Varsity brain drain

16 July 2013 - 03:27 By NASHIRA DAVIDS and PHILANI NOMBEMBE
subscribe Just R20 for the first month. Support independent journalism by subscribing to our digital news package.
Subscribe now
University of Cape Town. File Photo.
University of Cape Town. File Photo.
Image: MOEKETSI MOTICOE

Academics are hitting the road for the promise of big money in the private and public sectors.

The trend has prompted a study by Higher Education SA, which has members in all 23 of this country's universities.

"There is recognition that the salaries of academic workers do not keep pace with those of employees in other sectors of the economy," Higher Education CEO Jeffrey Mabelebele said.

"[We are] conducting a study on academic salaries across the entire public university sector with a view to determining a benchmark."

A recent advertisement by the University of Cape Town's department of chemical engineering put the salary and benefits for a senior lecturer at over R500000 a year.

An ad for a senior mathematics lecturer at Rhodes University showed they would be taking home more than R100000 less than that, despite the fact that a doctorate would be an advantage for candidates.

Dr Geoff Heald, lecturer at the University of the Witwatersrand Business School, said higher salaries were "undoubtedly" attracting brilliant young academics with "exceptional qualifications" away from academia.

"It creates a brain drain. The risk on the other side of the coin is that the low salaries could attract mediocre academic bureaucrats to our universities who simply can't cut it.

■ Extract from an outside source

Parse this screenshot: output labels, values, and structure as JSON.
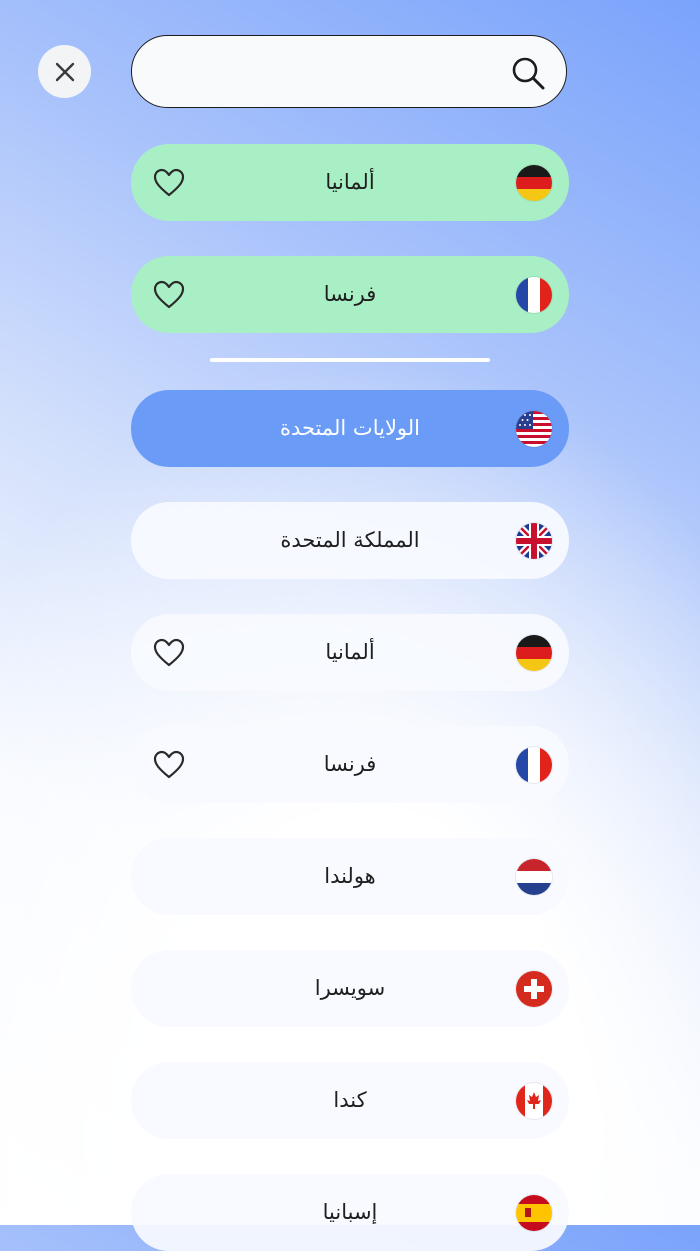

They would leach our tertiary education of creativity and leadership," said Heald.

Mabelebele said the trend was worrying because the future of South Africa largely depended on the strength and capabilities of the higher education system.

Cape Town mother of two Liesel Venter and her husband have been saving for their children's tertiary education for years.

But Venter has ploughed even more money into their education insurance policies to ensure that the children have the option of studying abroad.

She said the quality of tertiary education in South Africa was falling.

"Combined with the low level of basic education, parents should be worried," said Venter.

University of the Free State vice-chancellor Jonathan Jansen said academics quit for many reasons, including better pay and retirement benefits. But he said they were constantly being replaced.

"Understandably, young black lecturers in the professions [such as law or accounting] leave more often because of the massive increase in salaries available in both the private and public sectors for talented workers.

"This has an adverse effect on the equity commitments of institutions and is one reason why formerly white universities struggle to change their racial profiles," said Jansen.